At that distance, no orbit is possible and the rocket must produce continuous force to stay outside the black hole. Travelling in a circle can reduce this force, but not eliminate it. In addition, if the rocket is travelling a near the speed of light, time dilation will cause the proper acceleration from the perspective of the rocket to be MUCH larger than from the perspective of a distant observer.
At what speed will the required proper acceleration be minimised?
 A: 
blademan9999 asked: "At what speed will the required proper acceleration be minimised."

In that example with a circular orbit in the $\theta$ direction, the coordinate acceleration is
$$\rm \frac{d^2 x^{\mu}}{d \tau^2}=\{ \ddot{t}, \ \ddot{r}, \ \ddot{\theta}, \ \ddot{\phi}\}=\{0,\ 0, \ 0, \ 0\}$$
and the 4-velocity
$$\rm \frac{d x^{\mu}}{d \tau}=u^{\mu}=\{ \dot{t}, \ \dot{r}, \ \dot{\theta}, \ \dot{\phi}\}=\{ \gamma \surd g^{tt}, \ 0, \ v \gamma /r, \ 0\}$$
so the force required for that is in natural units
$$\rm F= \surd|\sum_{\mu, \nu} g_{\mu \nu} \ a^{\mu} a^{\nu}| =|\frac{(r-2) \ v^2-1}{\sqrt{(r-2) \ r^3 \left(v^2-1\right)^2}}|$$
where $\rm v$ is the local velocity relative to a stationary observer, and the proper acceleration
$$ \rm a^{\mu}= \frac{d^2 x^{\mu}}{d \tau^2}+\sum_{\alpha, \beta} \  \Gamma^{\mu}_{\alpha \beta} \ u^{\alpha}u^{\beta}$$
so at $\rm r=4$ we get $\rm F=0$ with $\rm v= \sqrt{1/(r-2)}=\sqrt{1/2}$ as expected.
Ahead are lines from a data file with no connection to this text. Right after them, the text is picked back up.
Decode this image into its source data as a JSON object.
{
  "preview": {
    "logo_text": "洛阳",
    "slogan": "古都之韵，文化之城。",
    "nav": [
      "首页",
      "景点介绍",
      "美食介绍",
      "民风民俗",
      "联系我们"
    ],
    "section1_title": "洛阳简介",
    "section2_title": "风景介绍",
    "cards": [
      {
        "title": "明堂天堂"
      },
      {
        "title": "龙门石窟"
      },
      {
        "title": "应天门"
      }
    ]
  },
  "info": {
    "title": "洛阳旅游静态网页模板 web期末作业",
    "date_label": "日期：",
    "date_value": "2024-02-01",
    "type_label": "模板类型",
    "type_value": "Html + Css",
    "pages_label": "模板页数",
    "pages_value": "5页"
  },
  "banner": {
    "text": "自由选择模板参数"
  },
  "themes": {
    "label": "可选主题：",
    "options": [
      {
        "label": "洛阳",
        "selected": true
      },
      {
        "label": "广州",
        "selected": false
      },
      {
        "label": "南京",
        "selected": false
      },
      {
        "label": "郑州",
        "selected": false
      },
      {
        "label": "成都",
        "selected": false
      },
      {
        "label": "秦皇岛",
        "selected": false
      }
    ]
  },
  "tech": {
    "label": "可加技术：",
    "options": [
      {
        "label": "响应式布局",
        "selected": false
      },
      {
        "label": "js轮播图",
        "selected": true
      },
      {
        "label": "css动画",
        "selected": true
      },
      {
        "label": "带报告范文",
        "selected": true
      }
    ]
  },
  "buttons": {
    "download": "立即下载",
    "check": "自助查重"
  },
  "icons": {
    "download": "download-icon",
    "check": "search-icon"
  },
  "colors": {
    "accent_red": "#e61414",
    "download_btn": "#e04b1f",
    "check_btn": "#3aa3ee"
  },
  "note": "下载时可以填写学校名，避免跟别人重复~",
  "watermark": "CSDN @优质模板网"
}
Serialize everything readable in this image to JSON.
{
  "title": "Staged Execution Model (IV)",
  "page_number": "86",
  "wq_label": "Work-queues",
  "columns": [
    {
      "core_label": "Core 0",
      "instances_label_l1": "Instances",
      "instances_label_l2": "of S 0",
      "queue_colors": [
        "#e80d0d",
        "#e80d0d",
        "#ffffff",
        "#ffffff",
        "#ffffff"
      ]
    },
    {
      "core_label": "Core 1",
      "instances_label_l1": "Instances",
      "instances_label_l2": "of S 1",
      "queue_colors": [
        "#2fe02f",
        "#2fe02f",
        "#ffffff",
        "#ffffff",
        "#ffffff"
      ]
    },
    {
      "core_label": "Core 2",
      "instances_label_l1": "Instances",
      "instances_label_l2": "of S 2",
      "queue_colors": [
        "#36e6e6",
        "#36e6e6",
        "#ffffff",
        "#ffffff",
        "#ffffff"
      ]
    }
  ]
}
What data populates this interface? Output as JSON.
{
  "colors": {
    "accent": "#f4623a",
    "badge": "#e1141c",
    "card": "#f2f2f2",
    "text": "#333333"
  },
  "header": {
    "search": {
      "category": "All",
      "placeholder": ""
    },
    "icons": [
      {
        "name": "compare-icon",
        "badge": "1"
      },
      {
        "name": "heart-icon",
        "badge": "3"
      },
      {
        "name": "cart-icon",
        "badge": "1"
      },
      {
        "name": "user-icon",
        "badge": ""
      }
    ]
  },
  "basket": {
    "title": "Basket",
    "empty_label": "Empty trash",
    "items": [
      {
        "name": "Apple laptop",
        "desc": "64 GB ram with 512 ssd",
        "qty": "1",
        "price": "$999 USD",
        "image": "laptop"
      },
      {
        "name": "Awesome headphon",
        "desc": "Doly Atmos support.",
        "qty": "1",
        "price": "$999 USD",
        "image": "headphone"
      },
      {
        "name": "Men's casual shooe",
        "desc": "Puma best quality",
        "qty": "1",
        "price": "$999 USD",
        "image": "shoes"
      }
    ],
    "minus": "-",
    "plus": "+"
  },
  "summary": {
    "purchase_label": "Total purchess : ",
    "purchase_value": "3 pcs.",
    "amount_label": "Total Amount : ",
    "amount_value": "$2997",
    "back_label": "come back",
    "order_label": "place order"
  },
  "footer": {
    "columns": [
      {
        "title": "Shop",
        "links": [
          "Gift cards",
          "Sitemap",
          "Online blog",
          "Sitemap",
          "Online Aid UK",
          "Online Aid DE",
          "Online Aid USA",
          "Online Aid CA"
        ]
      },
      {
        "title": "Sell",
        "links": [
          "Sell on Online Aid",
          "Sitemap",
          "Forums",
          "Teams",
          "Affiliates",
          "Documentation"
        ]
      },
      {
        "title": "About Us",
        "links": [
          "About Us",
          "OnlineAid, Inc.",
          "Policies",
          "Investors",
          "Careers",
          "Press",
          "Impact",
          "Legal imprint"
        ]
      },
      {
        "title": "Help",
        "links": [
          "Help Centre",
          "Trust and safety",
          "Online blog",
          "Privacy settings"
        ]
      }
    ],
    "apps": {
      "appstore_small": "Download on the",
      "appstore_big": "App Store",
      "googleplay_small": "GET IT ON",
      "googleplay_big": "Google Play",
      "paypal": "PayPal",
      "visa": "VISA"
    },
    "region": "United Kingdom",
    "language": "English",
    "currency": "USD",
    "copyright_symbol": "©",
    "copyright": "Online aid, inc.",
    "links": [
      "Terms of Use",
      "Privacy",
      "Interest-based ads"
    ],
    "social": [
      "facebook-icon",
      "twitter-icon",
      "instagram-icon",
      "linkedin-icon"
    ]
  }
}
At $\rm r=1.5 \ r_s=3$ the radial force $\rm F=1/\sqrt{27}$
(in units of $\rm c^2 m/M/G$) is independend of the angular velocity, and at $\rm r<3$ the required force to keep a constant $\rm r$ is smallest when $\rm v=0$.
That is due to the $-3 \dot{\theta}^2$ term in the geodesic equation
$$\rm \ddot{r}=-3 \dot{\theta}^2+ r \dot{\theta}^2 -1/r^2$$
which differs from the Newtonian expression and makes the angular velocity contribute negatively below the critical radius $\rm r=3$, and cancel itself at that exact radius.
This is assuming the Schwarzschild metric, for rotating black holes it would be a little bit more complicated. The solution might be shortened into a more elegant form, but since the coordinate acceleration is $0$ on a circular path the calculation is straightforward.